I also see now a different core dump after I restart ARDB from the previous crash (aka with hot data) and use redis-benchmark
Program terminated with signal SIGSEGV, Segmentation fault.
#0 0x00000000006eada2 in std::default_delete<rocksdb::SliceTransform>::operator() (this=<optimized out>, __ptr=0x7fc08d004040) at /usr/include/c++/5/bits/unique_ptr.h:76
76 /usr/include/c++/5/bits/unique_ptr.h: No such file or directory.

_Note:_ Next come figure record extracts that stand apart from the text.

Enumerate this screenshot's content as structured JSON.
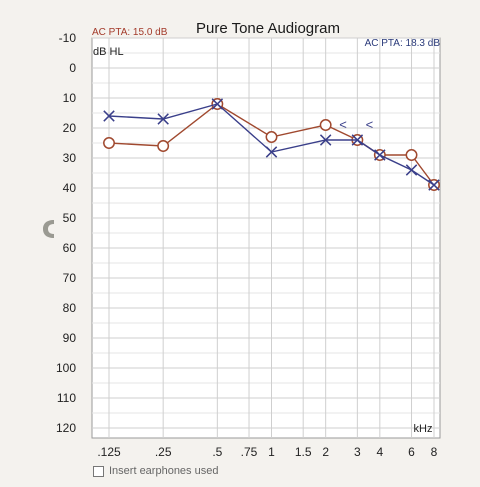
{
  "chart_data": {
    "type": "line",
    "title": "Pure Tone Audiogram",
    "pta_left": "AC PTA: 15.0 dB",
    "pta_right": "AC PTA: 18.3 dB",
    "ylabel": "dB HL",
    "xlabel": "kHz",
    "ylim": [
      -10,
      120
    ],
    "y_inverted": true,
    "y_ticks": [
      -10,
      0,
      10,
      20,
      30,
      40,
      50,
      60,
      70,
      80,
      90,
      100,
      110,
      120
    ],
    "x_ticks": [
      ".125",
      ".25",
      ".5",
      ".75",
      "1",
      "1.5",
      "2",
      "3",
      "4",
      "6",
      "8"
    ],
    "x_frequencies_khz": [
      0.125,
      0.25,
      0.5,
      0.75,
      1,
      1.5,
      2,
      3,
      4,
      6,
      8
    ],
    "grid": true,
    "series": [
      {
        "color": "#a0492f",
        "marker": "circle",
        "x": [
          0.125,
          0.25,
          0.5,
          1,
          2,
          3,
          4,
          6,
          8
        ],
        "y": [
          25,
          26,
          12,
          23,
          19,
          24,
          29,
          29,
          39
        ]
      },
      {
        "color": "#3a3f8a",
        "marker": "x",
        "x": [
          0.125,
          0.25,
          0.5,
          1,
          2,
          3,
          4,
          6,
          8
        ],
        "y": [
          16,
          17,
          12,
          28,
          24,
          24,
          29,
          34,
          39
        ]
      }
    ],
    "bone_markers": {
      "color": "#3a3f8a",
      "symbol": "<",
      "x": [
        2.5,
        3.5
      ],
      "y": [
        19,
        19
      ]
    }
  },
  "footer": {
    "note": "Insert earphones used"
  }
}
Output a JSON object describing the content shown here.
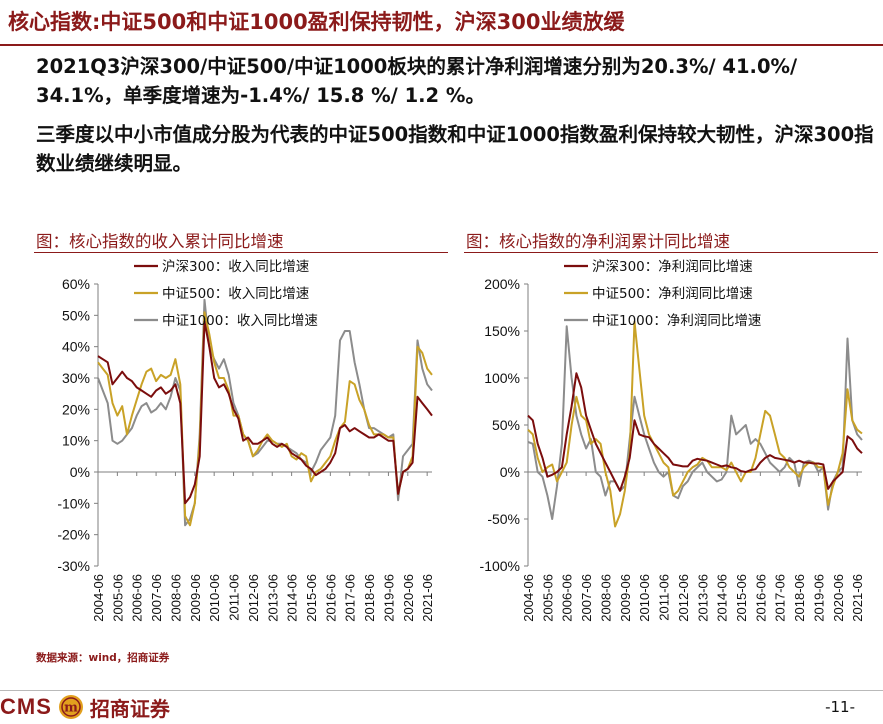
{
  "header": {
    "title": "核心指数:中证500和中证1000盈利保持韧性，沪深300业绩放缓"
  },
  "bullets": [
    "2021Q3沪深300/中证500/中证1000板块的累计净利润增速分别为20.3%/ 41.0%/ 34.1%，单季度增速为-1.4%/ 15.8 %/ 1.2 %。",
    "三季度以中小市值成分股为代表的中证500指数和中证1000指数盈利保持较大韧性，沪深300指数业绩继续明显。"
  ],
  "colors": {
    "brand": "#8b1a1a",
    "hs300": "#7b0d0d",
    "zz500": "#c9a227",
    "zz1000": "#8c8c8c"
  },
  "chart_data": [
    {
      "type": "line",
      "title": "图：核心指数的收入累计同比增速",
      "ylim": [
        -0.3,
        0.6
      ],
      "yticks": [
        "60%",
        "50%",
        "40%",
        "30%",
        "20%",
        "10%",
        "0%",
        "-10%",
        "-20%",
        "-30%"
      ],
      "ytick_values": [
        0.6,
        0.5,
        0.4,
        0.3,
        0.2,
        0.1,
        0.0,
        -0.1,
        -0.2,
        -0.3
      ],
      "xticks": [
        "2004-06",
        "2005-06",
        "2006-06",
        "2007-06",
        "2008-06",
        "2009-06",
        "2010-06",
        "2011-06",
        "2012-06",
        "2013-06",
        "2014-06",
        "2015-06",
        "2016-06",
        "2017-06",
        "2018-06",
        "2019-06",
        "2020-06",
        "2021-06"
      ],
      "x_start": 2004.5,
      "x_end": 2021.75,
      "legend_placement": "top-left",
      "series": [
        {
          "name": "沪深300：收入同比增速",
          "color_key": "hs300",
          "x": [
            2004.5,
            2004.75,
            2005.0,
            2005.25,
            2005.5,
            2005.75,
            2006.0,
            2006.25,
            2006.5,
            2006.75,
            2007.0,
            2007.25,
            2007.5,
            2007.75,
            2008.0,
            2008.25,
            2008.5,
            2008.75,
            2009.0,
            2009.25,
            2009.5,
            2009.75,
            2010.0,
            2010.25,
            2010.5,
            2010.75,
            2011.0,
            2011.25,
            2011.5,
            2011.75,
            2012.0,
            2012.25,
            2012.5,
            2012.75,
            2013.0,
            2013.25,
            2013.5,
            2013.75,
            2014.0,
            2014.25,
            2014.5,
            2014.75,
            2015.0,
            2015.25,
            2015.5,
            2015.75,
            2016.0,
            2016.25,
            2016.5,
            2016.75,
            2017.0,
            2017.25,
            2017.5,
            2017.75,
            2018.0,
            2018.25,
            2018.5,
            2018.75,
            2019.0,
            2019.25,
            2019.5,
            2019.75,
            2020.0,
            2020.25,
            2020.5,
            2020.75,
            2021.0,
            2021.25,
            2021.5,
            2021.75
          ],
          "values": [
            0.37,
            0.36,
            0.35,
            0.28,
            0.3,
            0.32,
            0.3,
            0.29,
            0.27,
            0.26,
            0.25,
            0.24,
            0.26,
            0.27,
            0.25,
            0.26,
            0.28,
            0.22,
            -0.1,
            -0.08,
            -0.04,
            0.05,
            0.48,
            0.4,
            0.3,
            0.27,
            0.28,
            0.25,
            0.2,
            0.17,
            0.1,
            0.11,
            0.09,
            0.09,
            0.1,
            0.11,
            0.09,
            0.08,
            0.09,
            0.08,
            0.06,
            0.05,
            0.04,
            0.02,
            0.01,
            -0.01,
            0.0,
            0.01,
            0.03,
            0.06,
            0.14,
            0.15,
            0.13,
            0.14,
            0.13,
            0.12,
            0.11,
            0.11,
            0.12,
            0.11,
            0.1,
            0.1,
            -0.07,
            0.0,
            0.01,
            0.03,
            0.24,
            0.22,
            0.2,
            0.18
          ]
        },
        {
          "name": "中证500：收入同比增速",
          "color_key": "zz500",
          "x": [
            2004.5,
            2004.75,
            2005.0,
            2005.25,
            2005.5,
            2005.75,
            2006.0,
            2006.25,
            2006.5,
            2006.75,
            2007.0,
            2007.25,
            2007.5,
            2007.75,
            2008.0,
            2008.25,
            2008.5,
            2008.75,
            2009.0,
            2009.25,
            2009.5,
            2009.75,
            2010.0,
            2010.25,
            2010.5,
            2010.75,
            2011.0,
            2011.25,
            2011.5,
            2011.75,
            2012.0,
            2012.25,
            2012.5,
            2012.75,
            2013.0,
            2013.25,
            2013.5,
            2013.75,
            2014.0,
            2014.25,
            2014.5,
            2014.75,
            2015.0,
            2015.25,
            2015.5,
            2015.75,
            2016.0,
            2016.25,
            2016.5,
            2016.75,
            2017.0,
            2017.25,
            2017.5,
            2017.75,
            2018.0,
            2018.25,
            2018.5,
            2018.75,
            2019.0,
            2019.25,
            2019.5,
            2019.75,
            2020.0,
            2020.25,
            2020.5,
            2020.75,
            2021.0,
            2021.25,
            2021.5,
            2021.75
          ],
          "values": [
            0.35,
            0.33,
            0.31,
            0.22,
            0.18,
            0.21,
            0.12,
            0.18,
            0.23,
            0.28,
            0.32,
            0.33,
            0.29,
            0.31,
            0.3,
            0.31,
            0.36,
            0.28,
            -0.14,
            -0.17,
            -0.1,
            0.1,
            0.51,
            0.44,
            0.35,
            0.3,
            0.3,
            0.26,
            0.18,
            0.18,
            0.12,
            0.1,
            0.05,
            0.07,
            0.1,
            0.12,
            0.1,
            0.09,
            0.08,
            0.09,
            0.05,
            0.04,
            0.06,
            0.05,
            -0.03,
            0.0,
            0.01,
            0.03,
            0.05,
            0.1,
            0.14,
            0.16,
            0.29,
            0.28,
            0.23,
            0.2,
            0.15,
            0.12,
            0.12,
            0.12,
            0.11,
            0.11,
            -0.07,
            0.0,
            0.01,
            0.05,
            0.4,
            0.38,
            0.33,
            0.31
          ]
        },
        {
          "name": "中证1000：收入同比增速",
          "color_key": "zz1000",
          "x": [
            2004.5,
            2004.75,
            2005.0,
            2005.25,
            2005.5,
            2005.75,
            2006.0,
            2006.25,
            2006.5,
            2006.75,
            2007.0,
            2007.25,
            2007.5,
            2007.75,
            2008.0,
            2008.25,
            2008.5,
            2008.75,
            2009.0,
            2009.25,
            2009.5,
            2009.75,
            2010.0,
            2010.25,
            2010.5,
            2010.75,
            2011.0,
            2011.25,
            2011.5,
            2011.75,
            2012.0,
            2012.25,
            2012.5,
            2012.75,
            2013.0,
            2013.25,
            2013.5,
            2013.75,
            2014.0,
            2014.25,
            2014.5,
            2014.75,
            2015.0,
            2015.25,
            2015.5,
            2015.75,
            2016.0,
            2016.25,
            2016.5,
            2016.75,
            2017.0,
            2017.25,
            2017.5,
            2017.75,
            2018.0,
            2018.25,
            2018.5,
            2018.75,
            2019.0,
            2019.25,
            2019.5,
            2019.75,
            2020.0,
            2020.25,
            2020.5,
            2020.75,
            2021.0,
            2021.25,
            2021.5,
            2021.75
          ],
          "values": [
            0.3,
            0.26,
            0.22,
            0.1,
            0.09,
            0.1,
            0.12,
            0.14,
            0.18,
            0.21,
            0.22,
            0.19,
            0.2,
            0.22,
            0.2,
            0.24,
            0.3,
            0.26,
            -0.17,
            -0.15,
            -0.1,
            0.12,
            0.55,
            0.4,
            0.36,
            0.33,
            0.36,
            0.31,
            0.22,
            0.18,
            0.12,
            0.1,
            0.05,
            0.06,
            0.08,
            0.1,
            0.1,
            0.09,
            0.09,
            0.08,
            0.07,
            0.06,
            0.04,
            0.03,
            0.0,
            0.03,
            0.07,
            0.09,
            0.11,
            0.18,
            0.42,
            0.45,
            0.45,
            0.35,
            0.28,
            0.2,
            0.14,
            0.14,
            0.13,
            0.12,
            0.11,
            0.12,
            -0.09,
            0.05,
            0.07,
            0.09,
            0.42,
            0.33,
            0.28,
            0.26
          ]
        }
      ]
    },
    {
      "type": "line",
      "title": "图：核心指数的净利润累计同比增速",
      "ylim": [
        -1.0,
        2.0
      ],
      "yticks": [
        "200%",
        "150%",
        "100%",
        "50%",
        "0%",
        "-50%",
        "-100%"
      ],
      "ytick_values": [
        2.0,
        1.5,
        1.0,
        0.5,
        0.0,
        -0.5,
        -1.0
      ],
      "xticks": [
        "2004-06",
        "2005-06",
        "2006-06",
        "2007-06",
        "2008-06",
        "2009-06",
        "2010-06",
        "2011-06",
        "2012-06",
        "2013-06",
        "2014-06",
        "2015-06",
        "2016-06",
        "2017-06",
        "2018-06",
        "2019-06",
        "2020-06",
        "2021-06"
      ],
      "x_start": 2004.5,
      "x_end": 2021.75,
      "legend_placement": "top-left",
      "series": [
        {
          "name": "沪深300：净利润同比增速",
          "color_key": "hs300",
          "x": [
            2004.5,
            2004.75,
            2005.0,
            2005.25,
            2005.5,
            2005.75,
            2006.0,
            2006.25,
            2006.5,
            2006.75,
            2007.0,
            2007.25,
            2007.5,
            2007.75,
            2008.0,
            2008.25,
            2008.5,
            2008.75,
            2009.0,
            2009.25,
            2009.5,
            2009.75,
            2010.0,
            2010.25,
            2010.5,
            2010.75,
            2011.0,
            2011.25,
            2011.5,
            2011.75,
            2012.0,
            2012.25,
            2012.5,
            2012.75,
            2013.0,
            2013.25,
            2013.5,
            2013.75,
            2014.0,
            2014.25,
            2014.5,
            2014.75,
            2015.0,
            2015.25,
            2015.5,
            2015.75,
            2016.0,
            2016.25,
            2016.5,
            2016.75,
            2017.0,
            2017.25,
            2017.5,
            2017.75,
            2018.0,
            2018.25,
            2018.5,
            2018.75,
            2019.0,
            2019.25,
            2019.5,
            2019.75,
            2020.0,
            2020.25,
            2020.5,
            2020.75,
            2021.0,
            2021.25,
            2021.5,
            2021.75
          ],
          "values": [
            0.6,
            0.55,
            0.3,
            0.15,
            -0.05,
            -0.03,
            0.0,
            0.05,
            0.4,
            0.7,
            1.05,
            0.9,
            0.6,
            0.45,
            0.3,
            0.2,
            0.1,
            0.0,
            -0.1,
            -0.2,
            -0.05,
            0.15,
            0.55,
            0.4,
            0.38,
            0.37,
            0.3,
            0.25,
            0.2,
            0.15,
            0.08,
            0.07,
            0.06,
            0.06,
            0.12,
            0.14,
            0.13,
            0.12,
            0.1,
            0.08,
            0.06,
            0.07,
            0.05,
            0.04,
            0.01,
            0.0,
            0.02,
            0.03,
            0.1,
            0.15,
            0.18,
            0.15,
            0.14,
            0.13,
            0.12,
            0.1,
            0.12,
            0.1,
            0.1,
            0.09,
            0.09,
            0.08,
            -0.18,
            -0.1,
            -0.05,
            0.0,
            0.38,
            0.34,
            0.25,
            0.2
          ]
        },
        {
          "name": "中证500：净利润同比增速",
          "color_key": "zz500",
          "x": [
            2004.5,
            2004.75,
            2005.0,
            2005.25,
            2005.5,
            2005.75,
            2006.0,
            2006.25,
            2006.5,
            2006.75,
            2007.0,
            2007.25,
            2007.5,
            2007.75,
            2008.0,
            2008.25,
            2008.5,
            2008.75,
            2009.0,
            2009.25,
            2009.5,
            2009.75,
            2010.0,
            2010.25,
            2010.5,
            2010.75,
            2011.0,
            2011.25,
            2011.5,
            2011.75,
            2012.0,
            2012.25,
            2012.5,
            2012.75,
            2013.0,
            2013.25,
            2013.5,
            2013.75,
            2014.0,
            2014.25,
            2014.5,
            2014.75,
            2015.0,
            2015.25,
            2015.5,
            2015.75,
            2016.0,
            2016.25,
            2016.5,
            2016.75,
            2017.0,
            2017.25,
            2017.5,
            2017.75,
            2018.0,
            2018.25,
            2018.5,
            2018.75,
            2019.0,
            2019.25,
            2019.5,
            2019.75,
            2020.0,
            2020.25,
            2020.5,
            2020.75,
            2021.0,
            2021.25,
            2021.5,
            2021.75
          ],
          "values": [
            0.45,
            0.4,
            0.15,
            0.0,
            0.05,
            0.08,
            -0.1,
            0.0,
            0.1,
            0.5,
            0.8,
            0.6,
            0.55,
            0.3,
            0.35,
            0.3,
            0.0,
            -0.2,
            -0.58,
            -0.45,
            -0.2,
            0.2,
            1.6,
            1.1,
            0.6,
            0.4,
            0.3,
            0.2,
            0.1,
            0.05,
            -0.25,
            -0.2,
            -0.1,
            0.0,
            0.05,
            0.08,
            0.15,
            0.12,
            0.05,
            0.05,
            0.05,
            0.02,
            0.1,
            0.0,
            -0.1,
            0.0,
            0.0,
            0.15,
            0.4,
            0.65,
            0.6,
            0.4,
            0.2,
            0.15,
            0.05,
            0.0,
            -0.05,
            0.05,
            0.1,
            0.1,
            0.05,
            0.05,
            -0.35,
            -0.15,
            0.0,
            0.2,
            0.88,
            0.55,
            0.45,
            0.41
          ]
        },
        {
          "name": "中证1000：净利润同比增速",
          "color_key": "zz1000",
          "x": [
            2004.5,
            2004.75,
            2005.0,
            2005.25,
            2005.5,
            2005.75,
            2006.0,
            2006.25,
            2006.5,
            2006.75,
            2007.0,
            2007.25,
            2007.5,
            2007.75,
            2008.0,
            2008.25,
            2008.5,
            2008.75,
            2009.0,
            2009.25,
            2009.5,
            2009.75,
            2010.0,
            2010.25,
            2010.5,
            2010.75,
            2011.0,
            2011.25,
            2011.5,
            2011.75,
            2012.0,
            2012.25,
            2012.5,
            2012.75,
            2013.0,
            2013.25,
            2013.5,
            2013.75,
            2014.0,
            2014.25,
            2014.5,
            2014.75,
            2015.0,
            2015.25,
            2015.5,
            2015.75,
            2016.0,
            2016.25,
            2016.5,
            2016.75,
            2017.0,
            2017.25,
            2017.5,
            2017.75,
            2018.0,
            2018.25,
            2018.5,
            2018.75,
            2019.0,
            2019.25,
            2019.5,
            2019.75,
            2020.0,
            2020.25,
            2020.5,
            2020.75,
            2021.0,
            2021.25,
            2021.5,
            2021.75
          ],
          "values": [
            0.32,
            0.3,
            0.0,
            -0.05,
            -0.25,
            -0.5,
            -0.15,
            0.3,
            1.55,
            1.0,
            0.6,
            0.4,
            0.25,
            0.35,
            0.0,
            -0.05,
            -0.25,
            -0.1,
            -0.1,
            -0.2,
            -0.15,
            0.35,
            0.8,
            0.6,
            0.4,
            0.25,
            0.1,
            0.0,
            -0.05,
            0.0,
            -0.25,
            -0.28,
            -0.15,
            -0.1,
            0.0,
            0.05,
            0.1,
            0.0,
            -0.05,
            -0.1,
            -0.08,
            0.0,
            0.6,
            0.4,
            0.45,
            0.5,
            0.3,
            0.35,
            0.3,
            0.2,
            0.1,
            0.05,
            0.0,
            0.05,
            0.15,
            0.1,
            -0.15,
            0.1,
            0.12,
            0.1,
            0.0,
            0.05,
            -0.4,
            -0.1,
            0.0,
            0.05,
            1.42,
            0.55,
            0.4,
            0.34
          ]
        }
      ]
    }
  ],
  "source": "数据来源：wind，招商证券",
  "footer": {
    "logo_text": "CMS",
    "logo_mark_text": "m",
    "company": "招商证券",
    "page": "-11-"
  }
}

[Current thread is 1 (Thread 0x7fc088dff700 (LWP 410))]
(gdb) bt
#0 0x00000000006eada2 in std::default_delete<rocksdb::SliceTransform>::operator() (this=<optimized out>, __ptr=0x7fc08d004040) at /usr/include/c++/5/bits/unique_ptr.h:76
#1 std::unique_ptr<rocksdb::SliceTransform, std::default_delete<rocksdb::SliceTransform> >::~unique_ptr (this=0x7fc08d645378, __in_chrg=<optimized out>) at /usr/include/c++/5/bits/unique_ptr.h:236
#2 rocksdb::BlockBasedTable::Rep::~Rep (this=0x7fc08d645200, __in_chrg=<optimized out>) at table/block_based_table_reader.cc:423
#3 rocksdb::BlockBasedTable::~BlockBasedTable (this=<optimized out>, __in_chrg=<optimized out>) at table/block_based_table_reader.cc:509
#4 0x00000000006eaff1 in rocksdb::BlockBasedTable::~BlockBasedTable (this=0x7fc08d61e320, __in_chrg=<optimized out>) at table/block_based_table_reader.cc:510
#5 0x000000000066e71b in rocksdb::LRUHandle::Free (this=0x7fc08d672f50) at ./util/lru_cache.h:108
#6 rocksdb::LRUCacheShard::Erase (this=0x7fc08eb76b30, key=..., hash=3052707373) at util/lru_cache.cc:411
#7 0x000000000060b648 in rocksdb::TableCache::Evict (cache=<optimized out>, file_number=23942) at db/table_cache.cc:406
#8 0x000000000059d939 in rocksdb::DBImpl::PurgeObsoleteFiles (this=this@entry=0x7fc08907f000, state=..., schedule_only=schedule_only@entry=false) at db/db_impl.cc:1113
#9 0x00000000005a8a35 in rocksdb::DBImpl::BackgroundCallCompaction (this=0x7fc08907f000, arg=<optimized out>) at db/db_impl.cc:3386
#10 0x000000000069827d in std::function<void ()>::operator()() const (this=0x7fc088dfebe0) at /usr/include/c++/5/functional:2267
#11 rocksdb::ThreadPoolImpl::Impl::BGThread (this=this@entry=0x7fc08ebc50e0, thread_id=thread_id@entry=8) at util/threadpool_imp.cc:235
#12 0x000000000069846d in rocksdb::ThreadPoolImpl::Impl::BGThreadWrapper (arg=0x7fc08ea47050) at util/threadpool_imp.cc:259
#13 0x00007fc08f8d8c80 in ?? () from /usr/lib/x86_64-linux-gnu/libstdc++.so.6
#14 0x00007fc0901db6ba in start_thread (arg=0x7fc088dff700) at pthread_create.c:333
#15 0x00007fc08f03e82d in clone () at ../sysdeps/unix/sysv/linux/x86_64/clone.S:109
Again to debug the above it should be fairly simple. Let the following run until you got 40GB
redis-benchmark -p 22122 -c 10 -d 1024 -n 500000000 -t set -r 500000000
I am trying to stress test ARDB. It seems after using redis-benchmark heavily ARDB dies
However, I cannot find out the core dump to debug. I am assuming there is some leak. Any advice would be highly appreciated. The log file are not informative about an
ERROR
I am using
/tmp
for the code dumps but the folder does not have any core dumps.